Most of the country was against admitting homosexuals in the Boy Scouts. I don’t have the percentages but Major’s sound byte about the ability of young men to love and share love with men older than them got many of us discussing what he meant by that.
We’d been hearing most of our lives about rogue priests who’d molested young altar boys and enabling bishops who transferred these molesters from parish to parish rather than deal with the problem. The concept of grown homosexual men molesting little boys had been a part of our lives, if only as a sound byte. When the national debate arose over Boy Scouts and homosexual leaders, most Americans were against it. At the very least, most Americans thought that if homosexuals were to become leaders of young boys, that they keep their homosexuality a personal matter, same as a heterosexual.
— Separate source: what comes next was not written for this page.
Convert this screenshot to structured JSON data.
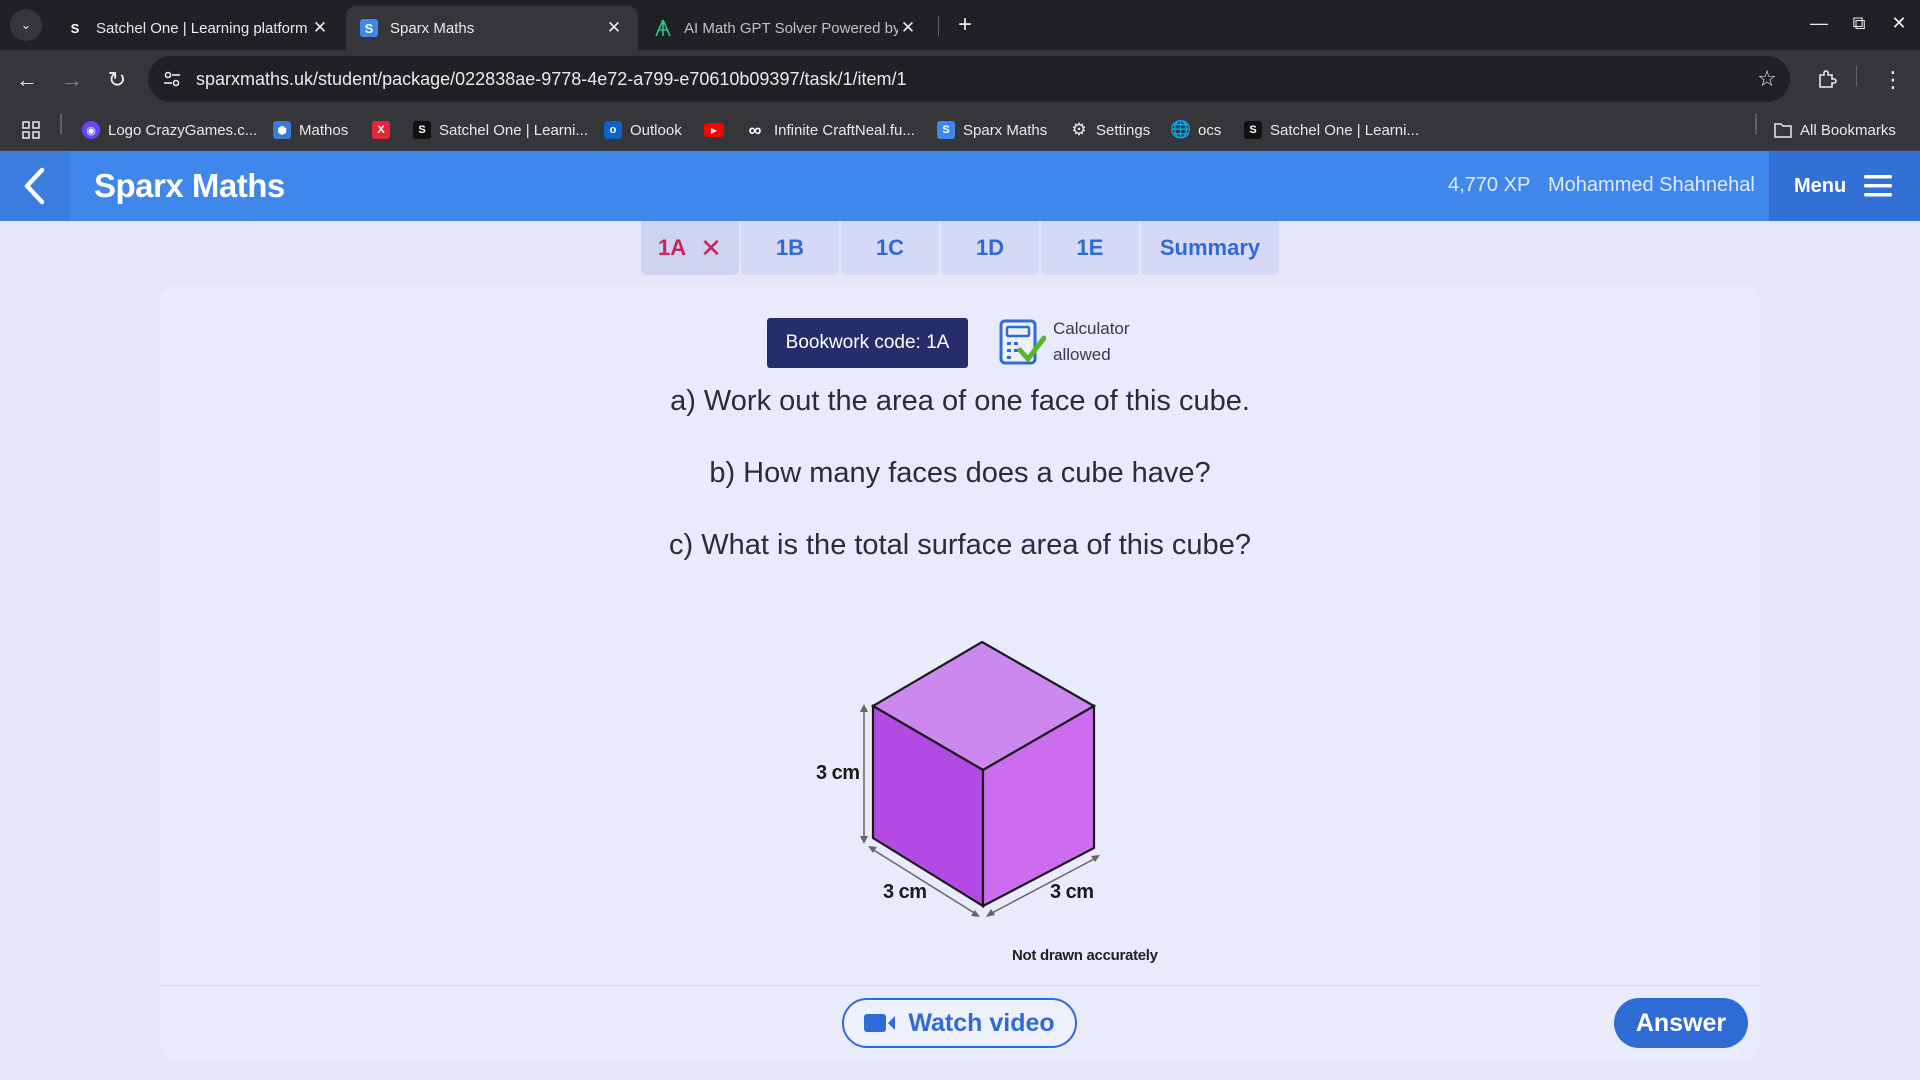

But most citizens had been politically corrected into silence on this matter as for sure we are mostly nice people across the fruited plains. People who are not inherently mean, which would be most Americans I’d assert, didn’t want to deny homosexuals a normal, unstressed life. There was some trepidation over homosexuals and young boys but we were told that there are no more juvenile molesters in the homosexual community than in the heterosexual community. Most of us accepted this but enter Mickey Major’s assertion that soon, SOON, homosexuals would be able to openly love underage young men. Would anyone with any power dare utter that soon heterosexuals could enjoy the love and share the life of older men with fear of arrest?
We got stuck on the notion of “young” men with Mickey’s speech. While many of us kind of shrugged over Major’s scandal with the 17 year old boy, none of us were too pleased with the vagueness of love between the “young” and older homosexual men.
In the powerless world and after three solid days of hearing Mickey Major rant about a majority of Hispanics in America, how the only white people left would be living on the government dole, Americans discussed this rant and it only took a day for most citizens, black, white and Hispanic alike, to get damn mad.
No the black citizenry, or the Hispanic citizenry, especially the white citizenry, didn’t much like the concept of any wide swath of Americans being eliminated or forced out of the work force. Of course we had a whole lot of time to discuss the matter, we had plenty of folks willing to translate for the Hispanics amongst us. Before the nationwide power outage had such a tape been aired over the cable and TV air waves we’d mostly have shrugged and figured this was some kind of nutty talk, if we even heard it at all.
After all, we had families, sick husbands and personal lives to attend to. With most of us then struggling to keep warm and fed and without those same air waves beyond that absurd emergency broadcast endless rant, no one probably would have paid much attention to Mickey Major’s drunken rant.
The perfect storm included this very public rant, children denied new lungs, homosexual Chiefs of Staff declaring that young boys will soon be fodder for older men. Yes we knew that heterosexuals too molest young children but let’s get honest here, the words shouted over cities and hills and valleys were from the lips of a known homosexual. Had a heterosexual been declaring that young girls would soon be able to love and share love with older men, we’d have been just as concerned and angry.
The perfect storm brewed and stirred and rumbled. The gasoline supplies diminished, more generators shut down with each passing hour. We waited to hear from someone, somewhere, just what happened to our power and when on earth would it be turned back on.
After three days of a leaderless America, Clarion Call arose in power to save the country.